Si potrebbe pensare infatti che l’America, il paese con la più grande riserva d’oro statale al mondo, periodicamente verifichi le riserve di lingotti come farebbe qualsiasi deposito privato. Tuttavia, a partire dall’ultima ispezione attendibile avvenuta negli anni Cinquanta, le riserve auree degli USA sono state sottoposte solo a ispezioni sporadiche, imperfette e, secondo la definizione di alcuni media, “teatrali”, ossia di sola facciata.
Fort Knox è il più grande (ma non l’unico) deposito federale USA per lingotti e monete
Nel 1974 il governo condusse un’ispezione – ampiamente pubblicizzata – dell’oro di Fort Knox (durante la quale membri del Congresso e alcuni media visionarono, tuttavia, una sola cella dell’enorme deposito), che non poteva in alcun modo essere considerata una verifica contabile.
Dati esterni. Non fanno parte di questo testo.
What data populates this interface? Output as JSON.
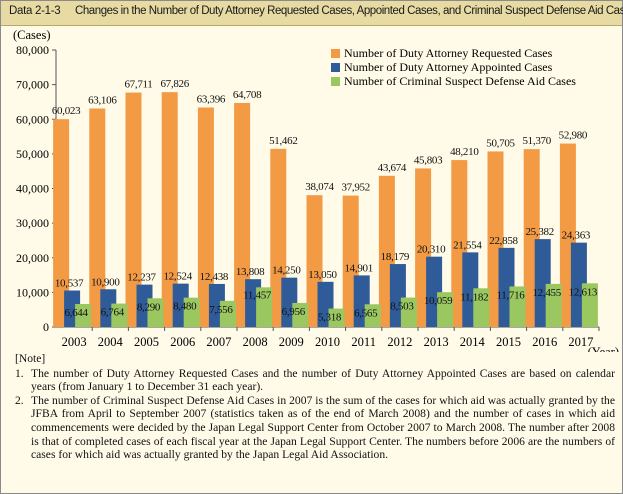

A questo evento di “pubbliche relazioni” seguì un processo un po’ più credibile da parte del General Accounting Office e del Dipartimento del Tesoro, iniziato nel 1974 e concluso nel 1986.
Di recente, però, si è scoperto che circa metà dei resoconti governativi su quell’ispezione sono scomparsi e che i sigilli di alcuni scompartimenti di Forty Knox sembrano essere stati manomessi in momenti diversi. Se il governo federale vuol davvero procedere nella direzione della trasparenza, Musk e il suo team di revisori potrebbero concentrarsi su una delle più grandi questioni aperte degli Stati Uniti.
Da 65 anni non avviene una ricognizione sistematica dell’oro USA: ci riuscirà Elon Musk?
Oltre alle riserve auree degli USA custodite a Fort Knox, infatti, esistono dei deep vault (depositi profondi) di cui in pratica si ignora la collocazione e l’oro di Washington andrebbe verificato oncia per oncia anche in merito a tutti i contratti di leasing, swap e simili che lo vedono protagonista.
Secondo gli esperti, inoltre, si rende necessaria una contabilità completa di tutto l’oro in cui il governo americano, incluso il Board of Governors della Federal Reserve o qualsiasi altra agenzia federale, ha attualmente un interesse diretto o indiretto. Ciò include l’oro USA detenuto da terze parti tra cui, ad esempio, la Banca dei regolamenti internazionali, l’FMI, l’Exchange Stabilization Fund, le banche centrali estere e così via.